Key provisions include:
- Prohibiting ’Pay-for-Play: Universities and athletes are barred from accepting payments from third parties intended as recruiting or performance incentives, even if disguised as endorsements.
- Preserving Genuine NIL Deals: Athletes may still profit from their name, image, and likeness through legitimate, fair-market-value endorsement contracts.
- Protecting Non-Revenue and Women’s Sports: The order calls for revenue sharing and regulatory frameworks to make sure smaller programs and women’s sports are not negatively impacted by the rise of higher grossing programs.
- Clarifying Student-Athlete Status: Federal agencies i,ncluding the Departments of Labor and Education, are tasked with issuing guidance to preserve the educational status of student-athletes, rather than reclassifying them as employees.
Big picture view:
The executive action follows a period of upheaval in college sports. Since states began passing their own NIL laws in 2021, following major court victories for athletes, the NCAA’s authority over athlete compensation has eroded. Boosters and school supporters at top athletic programs have taken advantage of relaxed regulations to offer high-value contracts, often blurring the line between legitimate endorsements and direct pay-for-play arrangements.
The NCAA and its power conferences formally agreed to an antitrust settlement in June that will allow schools to distribute up to $20.5 million directly to their athletes in the coming academic year with the payments also being designated as endorsement contracts on paper, but likely will serve as de facto salaries.

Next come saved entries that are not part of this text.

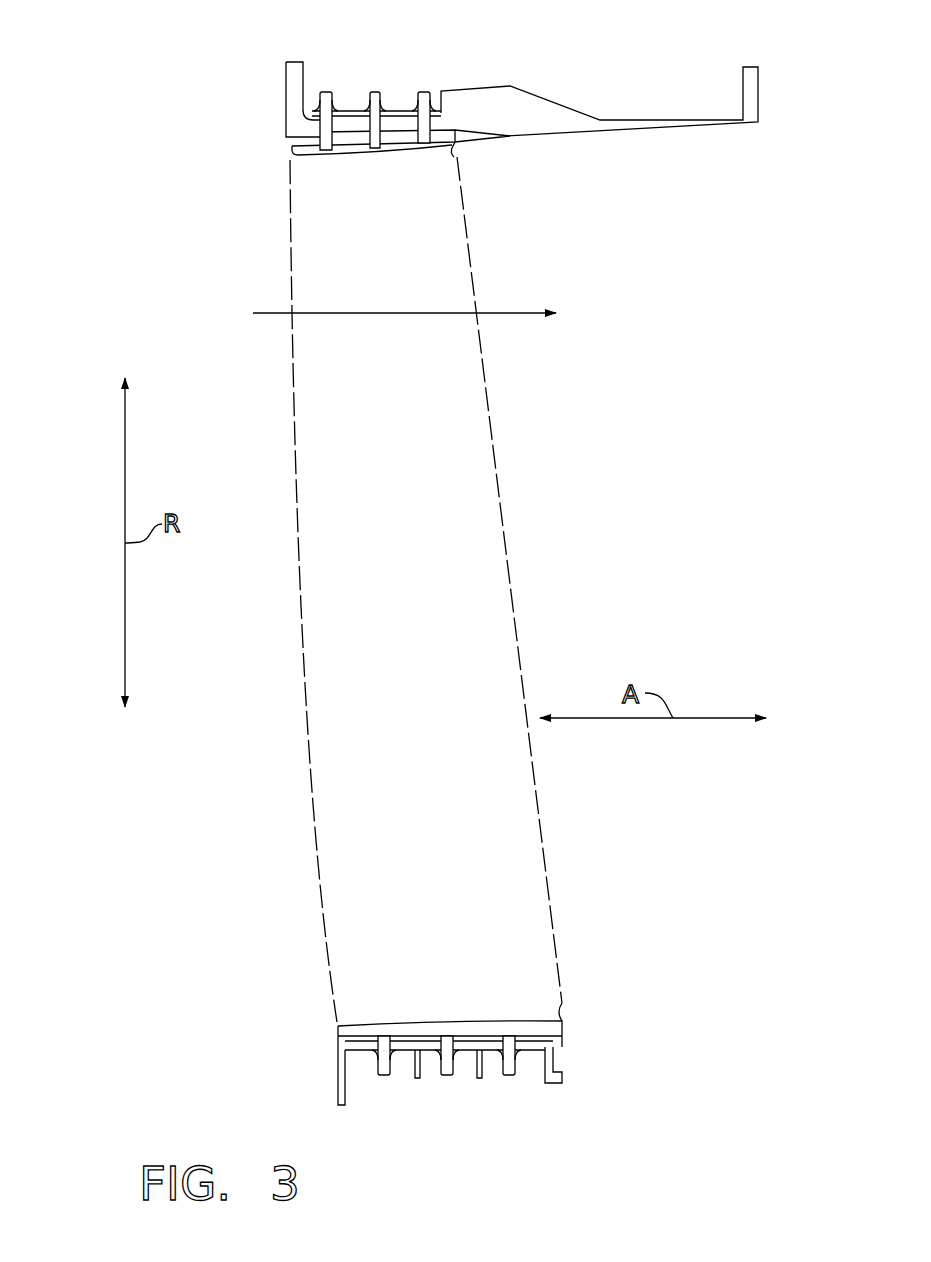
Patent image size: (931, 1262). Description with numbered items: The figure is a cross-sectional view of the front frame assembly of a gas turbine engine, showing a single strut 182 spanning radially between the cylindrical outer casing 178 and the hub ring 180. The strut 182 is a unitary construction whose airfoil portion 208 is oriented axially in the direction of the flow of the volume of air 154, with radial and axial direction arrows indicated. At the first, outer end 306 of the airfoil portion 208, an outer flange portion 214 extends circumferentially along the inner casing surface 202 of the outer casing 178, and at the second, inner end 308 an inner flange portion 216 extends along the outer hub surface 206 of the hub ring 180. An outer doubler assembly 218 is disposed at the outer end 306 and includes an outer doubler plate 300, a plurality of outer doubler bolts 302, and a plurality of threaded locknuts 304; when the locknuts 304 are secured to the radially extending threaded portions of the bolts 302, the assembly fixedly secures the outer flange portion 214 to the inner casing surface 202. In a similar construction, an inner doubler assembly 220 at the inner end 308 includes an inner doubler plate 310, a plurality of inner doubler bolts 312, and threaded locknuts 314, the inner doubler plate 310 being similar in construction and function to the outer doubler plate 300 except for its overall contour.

The volume of air 154 is at (288, 312).
The cylindrical outer casing 178 is at (286, 82).
The hub ring 180 is at (557, 1055).
The strut 182 is at (458, 178).
The inner casing surface 202 is at (445, 128).
The outer hub surface 206 is at (361, 1053).
The airfoil portion 208 is at (518, 948).
The outer flange portion 214 is at (288, 143).
The inner flange portion 216 is at (543, 1035).
The outer doubler assembly 218 is at (469, 108).
The inner doubler assembly 220 is at (464, 1065).
The outer doubler plate 300 is at (310, 158).
The outer doubler bolt 302 is at (377, 92).
The threaded locknut 304 is at (410, 100).
The first, outer end 306 is at (453, 152).
The second, inner end 308 is at (557, 1007).
The inner doubler plate 310 is at (356, 1028).
The inner doubler bolt 312 is at (507, 1076).
The threaded locknut 314 is at (517, 1057).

Administration officials argue that this unregulated growth threatens the educational and developmental mission of college athletics—and the survival of smaller sports.
What they're saying:
Steve Berman, one of the co-lead plaintiff attorneys in the antitrust settlement, criticized Trump for trying to intervene.

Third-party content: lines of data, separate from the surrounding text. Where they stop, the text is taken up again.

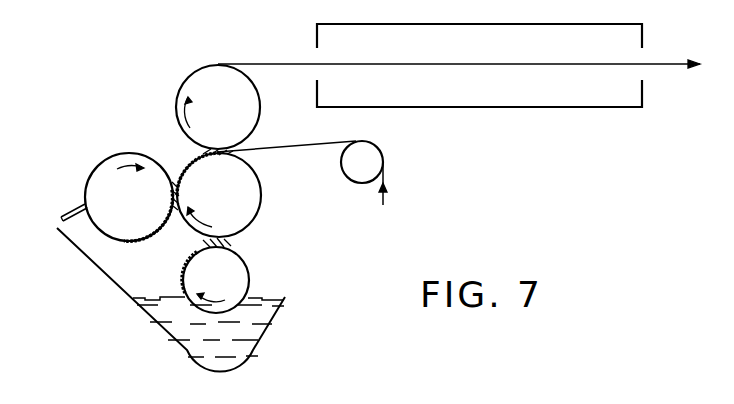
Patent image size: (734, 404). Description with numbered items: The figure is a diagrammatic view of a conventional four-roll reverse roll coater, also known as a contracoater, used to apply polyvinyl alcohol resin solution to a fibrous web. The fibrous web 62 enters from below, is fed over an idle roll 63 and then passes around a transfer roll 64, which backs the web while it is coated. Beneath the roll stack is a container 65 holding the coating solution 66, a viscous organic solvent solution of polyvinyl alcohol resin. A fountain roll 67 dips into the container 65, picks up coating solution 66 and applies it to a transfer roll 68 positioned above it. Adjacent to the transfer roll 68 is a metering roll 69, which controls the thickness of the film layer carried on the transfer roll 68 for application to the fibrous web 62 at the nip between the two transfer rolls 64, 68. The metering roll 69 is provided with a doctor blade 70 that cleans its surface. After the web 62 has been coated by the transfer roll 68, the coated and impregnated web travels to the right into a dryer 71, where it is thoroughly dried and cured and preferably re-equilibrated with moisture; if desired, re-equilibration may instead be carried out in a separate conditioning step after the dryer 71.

The fibrous web 62 is at (385, 196).
The idle roll 63 is at (360, 182).
The transfer roll 64 is at (258, 116).
The container 65 is at (240, 368).
The coating solution 66 is at (268, 297).
The fountain roll 67 is at (247, 265).
The transfer roll 68 is at (259, 194).
The metering roll 69 is at (102, 166).
The doctor blade 70 is at (62, 208).
The dryer 71 is at (400, 107).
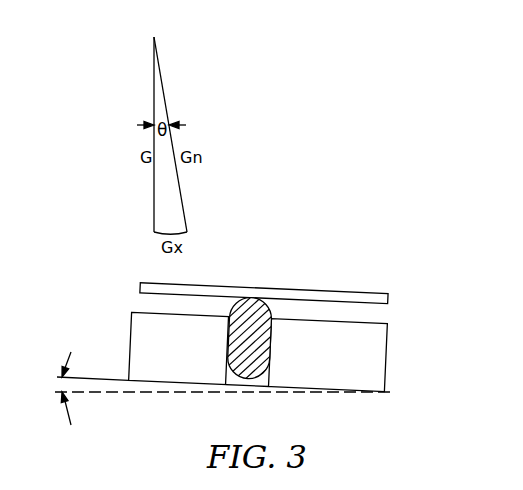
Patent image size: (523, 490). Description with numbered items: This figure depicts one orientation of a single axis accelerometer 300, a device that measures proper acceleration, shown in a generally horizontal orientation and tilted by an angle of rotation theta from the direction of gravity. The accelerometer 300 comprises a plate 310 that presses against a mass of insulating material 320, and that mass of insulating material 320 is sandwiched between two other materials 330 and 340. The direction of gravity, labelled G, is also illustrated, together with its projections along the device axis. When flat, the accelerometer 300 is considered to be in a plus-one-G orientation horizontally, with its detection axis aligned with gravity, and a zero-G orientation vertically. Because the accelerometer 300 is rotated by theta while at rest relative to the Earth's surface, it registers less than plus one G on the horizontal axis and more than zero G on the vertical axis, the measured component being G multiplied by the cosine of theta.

The single axis accelerometer 300 is at (378, 157).
The plate 310 is at (358, 282).
The mass of insulating material 320 is at (262, 380).
The material 330 is at (399, 348).
The material 340 is at (130, 353).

"Plain and simple, college athletes don’t need Trump’s help, and he shouldn’t be aiding the NCAA at the expense of athletes," Berman said. "... As a result of our case, college athletes are now free to make their own deals. For Trump to want to put his foot on their deal-making abilities is unwarranted and flouts his own philosophy on the supposed ’art of the deal.’"
NCAA president Charlie Baker said the association still will need help from federal lawmakers to create competitive balance in college sports. Baker and other college sports leaders have requested Congress to provide them with an antitrust exemption so they can enforce rules, many of which would limit athlete earning power.
"The Association appreciates the Trump Administration’s focus on the life-changing opportunities college sports provides millions of young people and we look forward to working with student-athletes, a bipartisan coalition in Congress and the Trump Administration to enhance college sports for years to come."
What's next:
Much remains unclear about how the new order will be enforced. The president has directed Cabinet agencies to develop regulatory plans within 30 days and utilize all available tools—including federal funding decisions—to ensure compliance.
The executive order comes amid faint prospects for federal legislation in Congress, as lawmakers remain divided on whether and how to intervene in the NIL debate.